梅雨が明けて練習グラウンドは一気に夏の陽気になった。湿度はややおさまったものの、強い陽射しの下でのトレーニングはハードだ。コーチングスタッフやメディカルスタッフが考え抜いたメニューで効率的に今節への準備を進めながら、選手たちは明るく元気で、雰囲気は非常に良い。
 
「勝てていないが負けているわけではないし、内容も悪くない。4戦勝っていないというところで、選手たちも『やらなくてはならない』という気持ちがあるのではないか」と、片野坂知宏監督も彼らの集中ぶりを感じていた様子だ。
 
前節の水戸戦で59分から出場して観客を沸かせたシキーニョも、すっかりチームに溶け込み、27日に迎えた28歳の誕生日には、みんなに水かけで祝ってもらった。囲み取材中にのシキーニョに川西翔太が後ろから忍び寄り、フワフワの髪やヒゲをやさしく触りまくって笑わせるという一幕もあった。
 
戦術の方は、合流してからの1ヶ月間にだいぶ頑張ったようだ。今週も水戸戦をベースに、攻守において監督からアドバイスを受けたという。

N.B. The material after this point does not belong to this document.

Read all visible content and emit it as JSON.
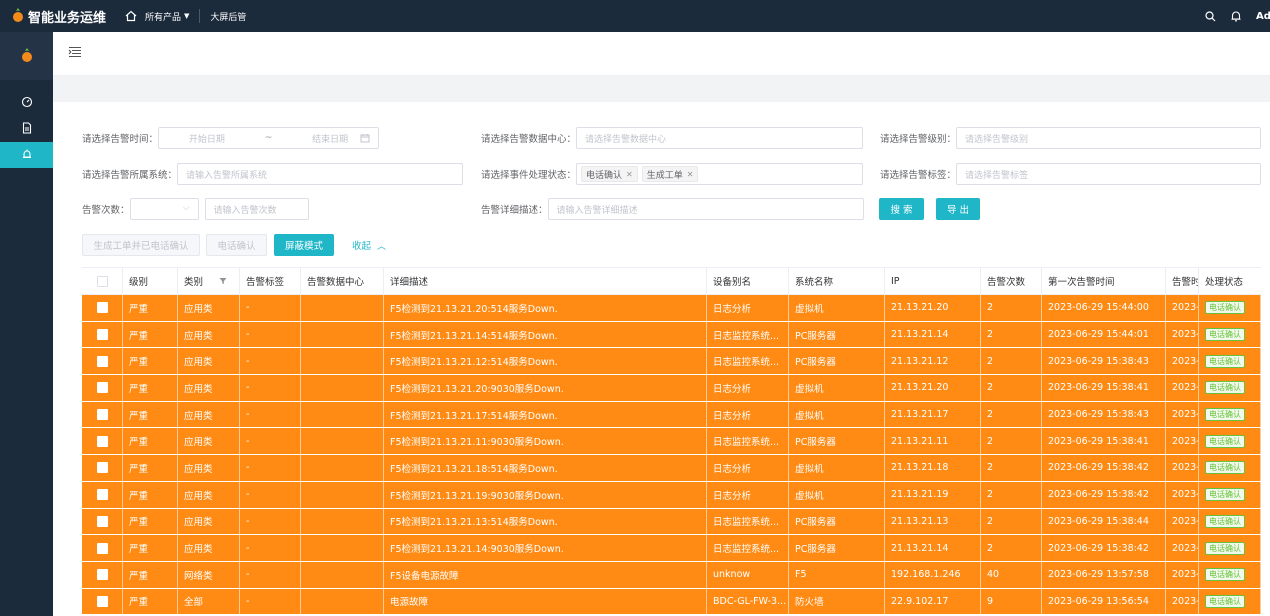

現在は左WBで起用しているが、それによって山岸智、松本怜、黒木恭平、岸田翔平、國分伸太郎らと競争が生まれ、左右ともこなせるメンバーが多いこともあって、WBの層が厚くなった感がある。戦術オプションが増えて、指揮官の采配も楽しみだ。
 

順位こそ下だが、内容は良い讃岐

 
讃岐は現在、2勝8分14敗で勝ち点14の21位。最下位の群馬と勝ち点で並び、20位・山口とは勝ち点5離れている。なんとしても降格圏を脱出しなくてはならない順位だ。ただ、内容的には決して悪くなく、狙いや交代策がハマりながら勝ちきれずにこの順位。対戦するたびに難しい試合になる、決して侮れない相手だ。
 
守備の要のエブソンが負傷離脱中で、最終ラインには日本人選手が並んでいるが、4バックと3バックを使い分けており、今節もどちらで来るかわからない。中盤の形にもバリエーションがある。
 
5戦勝ちなしで迎えた前節のアウェイ東京V戦には、メンバーを入れ替えて3-5-2で臨み、2点を先行。後半に追いつかれたものの82分にもう一度突き放し、86分に追いつかれてドローとなった。
 
アンラッキーな失点だったが、攻撃の選択肢は多く、迫力もある。特に木島徹也は好調で、先発でも途中出場でも存在感を発揮。前線から最終ラインまでどこで出場するかわからないドリブラー西弘則、スピードと勢いで駆け引きの上手い原一樹と並んで3人が4得点ずつ挙げている。馬場賢治や我那覇和樹ら経験豊富で勢いのある攻撃陣は、なかなかに脅威だ。
 
「前節も良いサッカーをしていた。讃岐は自信を持って自分たちのスタイルで戦ってくるはず」と、片野坂監督は表情を引き締める。
 

勝利への執着心が勝負の分かれ目になるか

 
大分としては、讃岐の前線からアグレッシブに奪いに来る守備を上手くいなせるかどうかが最大の課題。ボールを動かしてプレスに来たところを剥がし、その背後のスペースを使って攻めることが出来れば、ゴールへと迫る機会も増えるはずだ。
 
ただ、讃岐は前節も東京Vに圧倒的に支配されながら、リスタートやミドルシュート、カウンターで少ないチャンスを仕留めている。リスクマネジメントを怠ってはならない。
 
距離の割に移動の負担も大きい讃岐で、蒸し暑い夏のナイトゲーム。互いに勝利から遠ざかっている状況で、どちらが結果への執着心を発揮できるかが勝負の分かれ目になりそうだ。